Yes, I'm going to do color wheel stats. Here is the dominant color of each book on the list. 
red - two
blue - twelve
yellow - zero
green - two
orange - two
purple - zero
black - two, including Manhattan Beach, which is debatable
white - four (three of which are nonfiction)

Some might say the aqua tone popular for comic novels is more green than blue, but to my thinking, these titles are all screaming, "Please don't call me green."

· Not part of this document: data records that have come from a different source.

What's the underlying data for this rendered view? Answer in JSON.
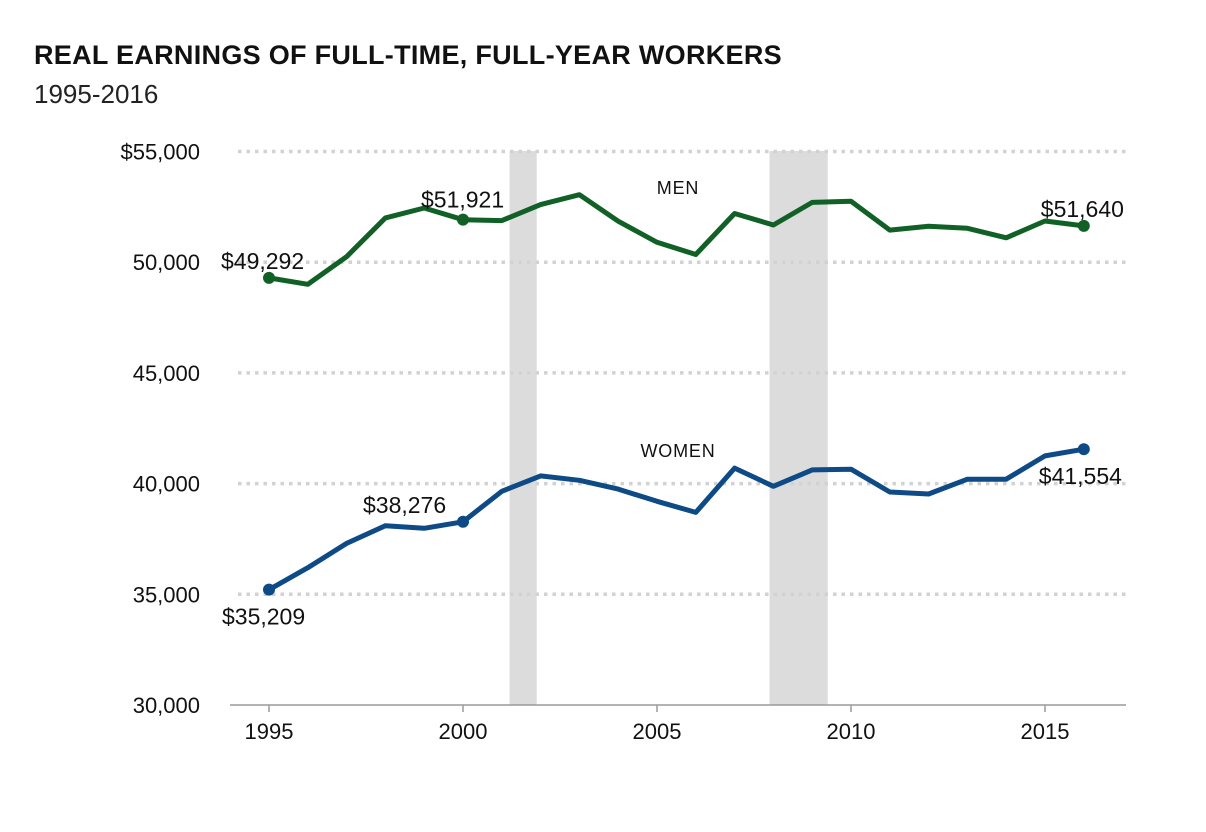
{
  "title": "REAL EARNINGS OF FULL-TIME, FULL-YEAR WORKERS",
  "subtitle": "1995-2016",
  "chart_data": {
    "type": "line",
    "title": "REAL EARNINGS OF FULL-TIME, FULL-YEAR WORKERS",
    "subtitle": "1995-2016",
    "xlabel": "",
    "ylabel": "",
    "xlim": [
      1994,
      2017
    ],
    "ylim": [
      30000,
      55000
    ],
    "x_ticks": [
      1995,
      2000,
      2005,
      2010,
      2015
    ],
    "y_ticks": [
      30000,
      35000,
      40000,
      45000,
      50000,
      55000
    ],
    "y_tick_labels": [
      "30,000",
      "35,000",
      "40,000",
      "45,000",
      "50,000",
      "$55,000"
    ],
    "grid": "horizontal dotted",
    "recession_shading": [
      [
        2001.2,
        2001.9
      ],
      [
        2007.9,
        2009.4
      ]
    ],
    "x": [
      1995,
      1996,
      1997,
      1998,
      1999,
      2000,
      2001,
      2002,
      2003,
      2004,
      2005,
      2006,
      2007,
      2008,
      2009,
      2010,
      2011,
      2012,
      2013,
      2014,
      2015,
      2016
    ],
    "series": [
      {
        "name": "MEN",
        "color": "#116127",
        "values": [
          49292,
          49000,
          50250,
          52000,
          52450,
          51921,
          51880,
          52600,
          53050,
          51850,
          50900,
          50350,
          52200,
          51680,
          52700,
          52750,
          51450,
          51620,
          51530,
          51100,
          51860,
          51640
        ],
        "marked_points": [
          {
            "x": 1995,
            "label": "$49,292"
          },
          {
            "x": 2000,
            "label": "$51,921"
          },
          {
            "x": 2016,
            "label": "$51,640"
          }
        ]
      },
      {
        "name": "WOMEN",
        "color": "#0d4a86",
        "values": [
          35209,
          36200,
          37300,
          38100,
          37980,
          38276,
          39650,
          40350,
          40150,
          39750,
          39200,
          38700,
          40700,
          39880,
          40620,
          40650,
          39620,
          39530,
          40200,
          40200,
          41250,
          41554
        ],
        "marked_points": [
          {
            "x": 1995,
            "label": "$35,209"
          },
          {
            "x": 2000,
            "label": "$38,276"
          },
          {
            "x": 2016,
            "label": "$41,554"
          }
        ]
      }
    ]
  }
}
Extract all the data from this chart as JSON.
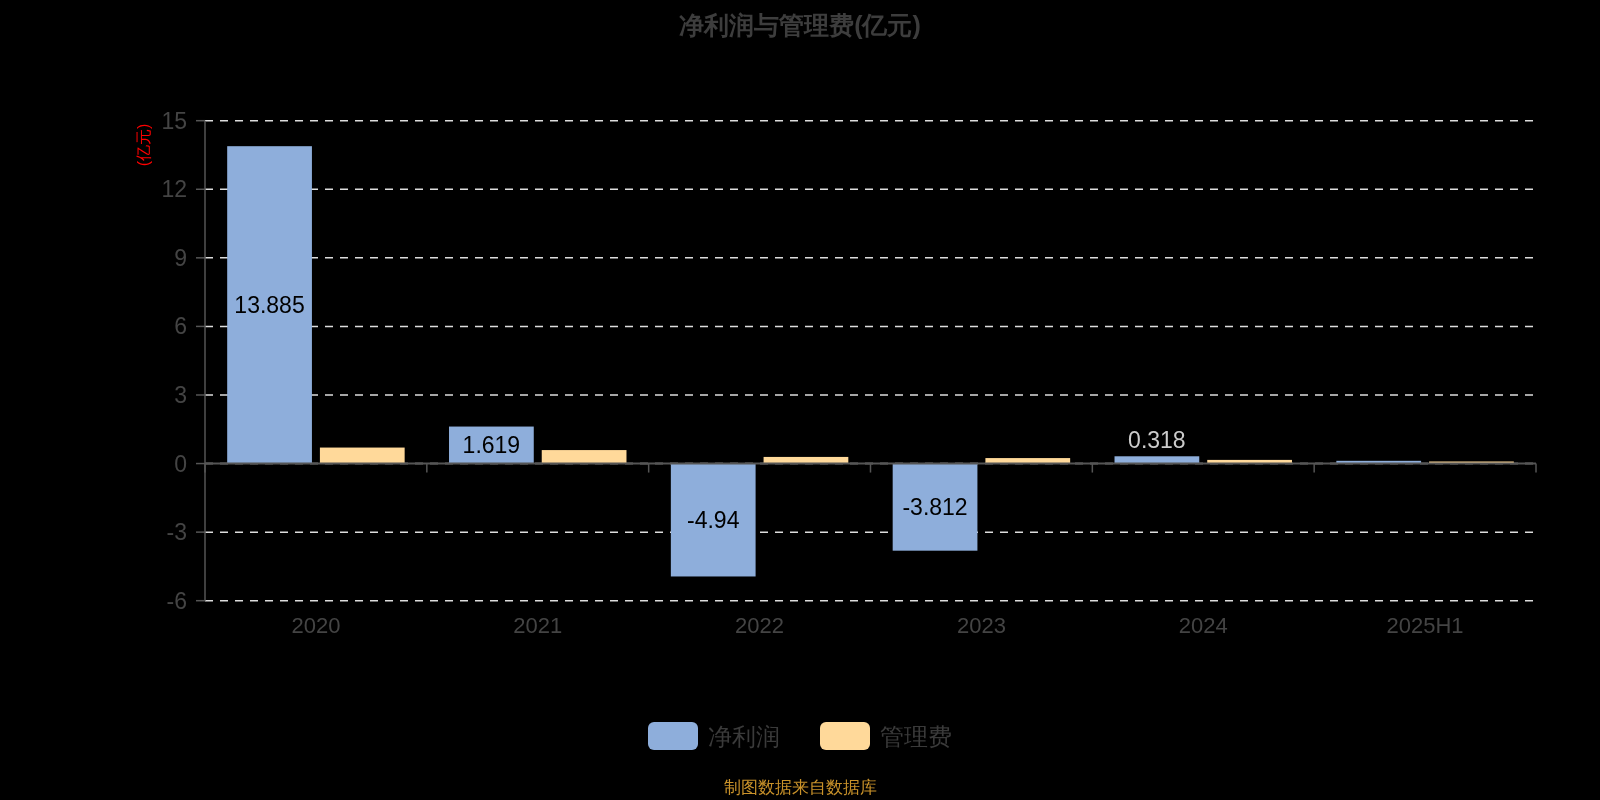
{
  "chart_data": {
    "type": "bar",
    "title": "净利润与管理费(亿元)",
    "ylabel": "(亿元)",
    "categories": [
      "2020",
      "2021",
      "2022",
      "2023",
      "2024",
      "2025H1"
    ],
    "series": [
      {
        "name": "净利润",
        "color": "#8eaedb",
        "values": [
          13.885,
          1.619,
          -4.94,
          -3.812,
          0.318,
          0.12
        ],
        "value_labels": [
          "13.885",
          "1.619",
          "-4.94",
          "-3.812",
          "0.318",
          null
        ]
      },
      {
        "name": "管理费",
        "color": "#ffd99a",
        "values": [
          0.7,
          0.59,
          0.29,
          0.24,
          0.16,
          0.09
        ]
      }
    ],
    "ylim": [
      -6,
      15
    ],
    "yticks": [
      -6,
      -3,
      0,
      3,
      6,
      9,
      12,
      15
    ],
    "grid": "y",
    "legend": "bottom",
    "annotations": [
      "制图数据来自数据库"
    ]
  }
}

4. I am really fixated on the idea of reading books in pairs, and I was kind of taken by how many books read well together. Either the books can be read in succession, or one of them can be assigned as extra credit, so to speak. For our In-Store Lit Group, I paired The Tea Girl of Hummingbird Lane with Jenny Zhang's Sour Heart (not on the list) for two contemporary takes on being Chinese American.

The walking books - Pair Lillian Boxfish Takes a Walk with Flaneuse. Author Rooney is a student of flâneurs and flâneuses.

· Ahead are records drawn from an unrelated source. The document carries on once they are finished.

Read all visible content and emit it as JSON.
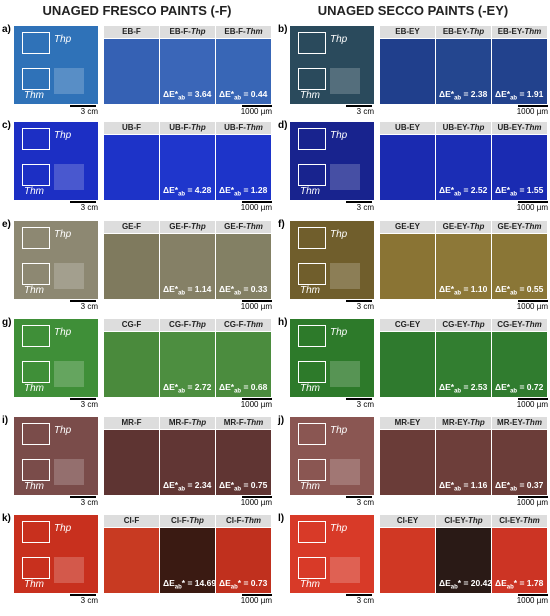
{
  "headers": [
    "UNAGED FRESCO PAINTS (-F)",
    "UNAGED SECCO PAINTS (-EY)"
  ],
  "panels": [
    {
      "letter": "a)",
      "macro_scale": "3 cm",
      "micro_scale": "1000 µm",
      "boxes": [
        "Thp",
        "Thm"
      ],
      "colors": [
        "#2f72b8",
        "#3561b4",
        "#3a66b8",
        "#3866b6"
      ],
      "images": [
        {
          "label": "EB-F"
        },
        {
          "label": "EB-F-",
          "suffix": "Thp",
          "delta": {
            "pre": "ΔE*",
            "sub": "ab",
            "post": " = 3.64"
          }
        },
        {
          "label": "EB-F-",
          "suffix": "Thm",
          "delta": {
            "pre": "ΔE*",
            "sub": "ab",
            "post": " = 0.44"
          }
        }
      ]
    },
    {
      "letter": "b)",
      "macro_scale": "3 cm",
      "micro_scale": "1000 µm",
      "boxes": [
        "Thp",
        "Thm"
      ],
      "colors": [
        "#2a4a5c",
        "#203f8c",
        "#24468f",
        "#22428d"
      ],
      "images": [
        {
          "label": "EB-EY"
        },
        {
          "label": "EB-EY-",
          "suffix": "Thp",
          "delta": {
            "pre": "ΔE*",
            "sub": "ab",
            "post": " = 2.38"
          }
        },
        {
          "label": "EB-EY-",
          "suffix": "Thm",
          "delta": {
            "pre": "ΔE*",
            "sub": "ab",
            "post": " = 1.91"
          }
        }
      ]
    },
    {
      "letter": "c)",
      "macro_scale": "3 cm",
      "micro_scale": "1000 µm",
      "boxes": [
        "Thp",
        "Thm"
      ],
      "colors": [
        "#1c2fc4",
        "#1d33c8",
        "#1f36cc",
        "#1d34c9"
      ],
      "images": [
        {
          "label": "UB-F"
        },
        {
          "label": "UB-F-",
          "suffix": "Thp",
          "delta": {
            "pre": "ΔE*",
            "sub": "ab",
            "post": " = 4.28"
          }
        },
        {
          "label": "UB-F-",
          "suffix": "Thm",
          "delta": {
            "pre": "ΔE*",
            "sub": "ab",
            "post": " = 1.28"
          }
        }
      ]
    },
    {
      "letter": "d)",
      "macro_scale": "3 cm",
      "micro_scale": "1000 µm",
      "boxes": [
        "Thp",
        "Thm"
      ],
      "colors": [
        "#18238e",
        "#1a2ab0",
        "#1b2db5",
        "#1a2bb2"
      ],
      "images": [
        {
          "label": "UB-EY"
        },
        {
          "label": "UB-EY-",
          "suffix": "Thp",
          "delta": {
            "pre": "ΔE*",
            "sub": "ab",
            "post": " = 2.52"
          }
        },
        {
          "label": "UB-EY-",
          "suffix": "Thm",
          "delta": {
            "pre": "ΔE*",
            "sub": "ab",
            "post": " = 1.55"
          }
        }
      ]
    },
    {
      "letter": "e)",
      "macro_scale": "3 cm",
      "micro_scale": "1000 µm",
      "boxes": [
        "Thp",
        "Thm"
      ],
      "colors": [
        "#8d8872",
        "#7f7a5e",
        "#858066",
        "#838064"
      ],
      "images": [
        {
          "label": "GE-F"
        },
        {
          "label": "GE-F-",
          "suffix": "Thp",
          "delta": {
            "pre": "ΔE*",
            "sub": "ab",
            "post": " = 1.14"
          }
        },
        {
          "label": "GE-F-",
          "suffix": "Thm",
          "delta": {
            "pre": "ΔE*",
            "sub": "ab",
            "post": " = 0.33"
          }
        }
      ]
    },
    {
      "letter": "f)",
      "macro_scale": "3 cm",
      "micro_scale": "1000 µm",
      "boxes": [
        "Thp",
        "Thm"
      ],
      "colors": [
        "#705e2c",
        "#8a7434",
        "#8d7838",
        "#8a7636"
      ],
      "images": [
        {
          "label": "GE-EY"
        },
        {
          "label": "GE-EY-",
          "suffix": "Thp",
          "delta": {
            "pre": "ΔE*",
            "sub": "ab",
            "post": " = 1.10"
          }
        },
        {
          "label": "GE-EY-",
          "suffix": "Thm",
          "delta": {
            "pre": "ΔE*",
            "sub": "ab",
            "post": " = 0.55"
          }
        }
      ]
    },
    {
      "letter": "g)",
      "macro_scale": "3 cm",
      "micro_scale": "1000 µm",
      "boxes": [
        "Thp",
        "Thm"
      ],
      "colors": [
        "#3f8f38",
        "#4a8a3c",
        "#4d8e40",
        "#4b8c3e"
      ],
      "images": [
        {
          "label": "CG-F"
        },
        {
          "label": "CG-F-",
          "suffix": "Thp",
          "delta": {
            "pre": "ΔE*",
            "sub": "ab",
            "post": " = 2.72"
          }
        },
        {
          "label": "CG-F-",
          "suffix": "Thm",
          "delta": {
            "pre": "ΔE*",
            "sub": "ab",
            "post": " = 0.68"
          }
        }
      ]
    },
    {
      "letter": "h)",
      "macro_scale": "3 cm",
      "micro_scale": "1000 µm",
      "boxes": [
        "Thp",
        "Thm"
      ],
      "colors": [
        "#2d7a2a",
        "#2f7a2e",
        "#327e30",
        "#307c2f"
      ],
      "images": [
        {
          "label": "CG-EY"
        },
        {
          "label": "CG-EY-",
          "suffix": "Thp",
          "delta": {
            "pre": "ΔE*",
            "sub": "ab",
            "post": " = 2.53"
          }
        },
        {
          "label": "CG-EY-",
          "suffix": "Thm",
          "delta": {
            "pre": "ΔE*",
            "sub": "ab",
            "post": " = 0.72"
          }
        }
      ]
    },
    {
      "letter": "i)",
      "macro_scale": "3 cm",
      "micro_scale": "1000 µm",
      "boxes": [
        "Thp",
        "Thm"
      ],
      "colors": [
        "#7a4c4a",
        "#5e3432",
        "#613634",
        "#603533"
      ],
      "images": [
        {
          "label": "MR-F"
        },
        {
          "label": "MR-F-",
          "suffix": "Thp",
          "delta": {
            "pre": "ΔE*",
            "sub": "ab",
            "post": " = 2.34"
          }
        },
        {
          "label": "MR-F-",
          "suffix": "Thm",
          "delta": {
            "pre": "ΔE*",
            "sub": "ab",
            "post": " = 0.75"
          }
        }
      ]
    },
    {
      "letter": "j)",
      "macro_scale": "3 cm",
      "micro_scale": "1000 µm",
      "boxes": [
        "Thp",
        "Thm"
      ],
      "colors": [
        "#8a5652",
        "#6a3c38",
        "#6d3e3a",
        "#6b3d39"
      ],
      "images": [
        {
          "label": "MR-EY"
        },
        {
          "label": "MR-EY-",
          "suffix": "Thp",
          "delta": {
            "pre": "ΔE*",
            "sub": "ab",
            "post": " = 1.16"
          }
        },
        {
          "label": "MR-EY-",
          "suffix": "Thm",
          "delta": {
            "pre": "ΔE*",
            "sub": "ab",
            "post": " = 0.37"
          }
        }
      ]
    },
    {
      "letter": "k)",
      "macro_scale": "3 cm",
      "micro_scale": "1000 µm",
      "boxes": [
        "Thp",
        "Thm"
      ],
      "colors": [
        "#c8301e",
        "#c83a22",
        "#3a1a12",
        "#c0301e"
      ],
      "images": [
        {
          "label": "CI-F"
        },
        {
          "label": "CI-F-",
          "suffix": "Thp",
          "delta": {
            "pre": "ΔE",
            "sub": "ab",
            "post": "* = 14.69"
          }
        },
        {
          "label": "CI-F-",
          "suffix": "Thm",
          "delta": {
            "pre": "ΔE",
            "sub": "ab",
            "post": "* = 0.73"
          }
        }
      ]
    },
    {
      "letter": "l)",
      "macro_scale": "3 cm",
      "micro_scale": "1000 µm",
      "boxes": [
        "Thp",
        "Thm"
      ],
      "colors": [
        "#d83a28",
        "#d03824",
        "#2a1a16",
        "#cc3424"
      ],
      "images": [
        {
          "label": "CI-EY"
        },
        {
          "label": "CI-EY-",
          "suffix": "Thp",
          "delta": {
            "pre": "ΔE",
            "sub": "ab",
            "post": "* = 20.42"
          }
        },
        {
          "label": "CI-EY-",
          "suffix": "Thm",
          "delta": {
            "pre": "ΔE",
            "sub": "ab",
            "post": "* = 1.78"
          }
        }
      ]
    }
  ]
}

The water books - Manhattan Beach and The Death and Life of the Great Lakes are two books fixated on water

The gutting of the middle class books - Janesville, Anything Is Possible, and The Long Haul are all fixated on the stresses on the middle class.

Adoption novels - The Tea Girl of Hummingbird Lane and The Leavers are both about Chinese children adopted by Americans. For another book that also includes the adoptive parent perspective, add Ginny Moon

Old New York - Pair Lillian Boxfish Takes a Walk with Manhattan Beach.

I've long suggested that folks read Exit West along with The Underground Railroad. Without reading either, I wondered whether The Underground Railroad would pair well with Underground Airlines. Now that I've read both, I stand by the pairing!

5. I was just talking to former Boswell bookseller Jocelyn who told me that comedies are trending in romance, and look at that, a comic novel just won the Pulitzer Prize. I was also thrilled to hear Stephen McCauley featured on Terry Gross's Fresh Air for My Ex-Life. I've been feeling that fiction has been taking a back seat to cable and streaming television, and it was glorious to have a comic novel featured. Maybe what we need is a full year of comic fiction - with Less and On Turpentine Lane, we've got you started.

And how many of you noticed that both Greer and Lipman's novels have upside down tropes on their cover. Let's fact it, upside down is funny!

6. Here is a complete list of our summer-fall book club recommendations.

7. Two events book club events with Kathleen Rooney. On Tuesday, June 26, 2 pm, we'll be at the Frank L. Weyenberg Library in Mequon. At 6:30 pm, we'll be joined by librarian Paulette Brooks at the Elm Grove Library. I'll be talking more about these books, and librarians will join in with their picks, followed by a presentation about Lillian Boxfish Takes a Walk.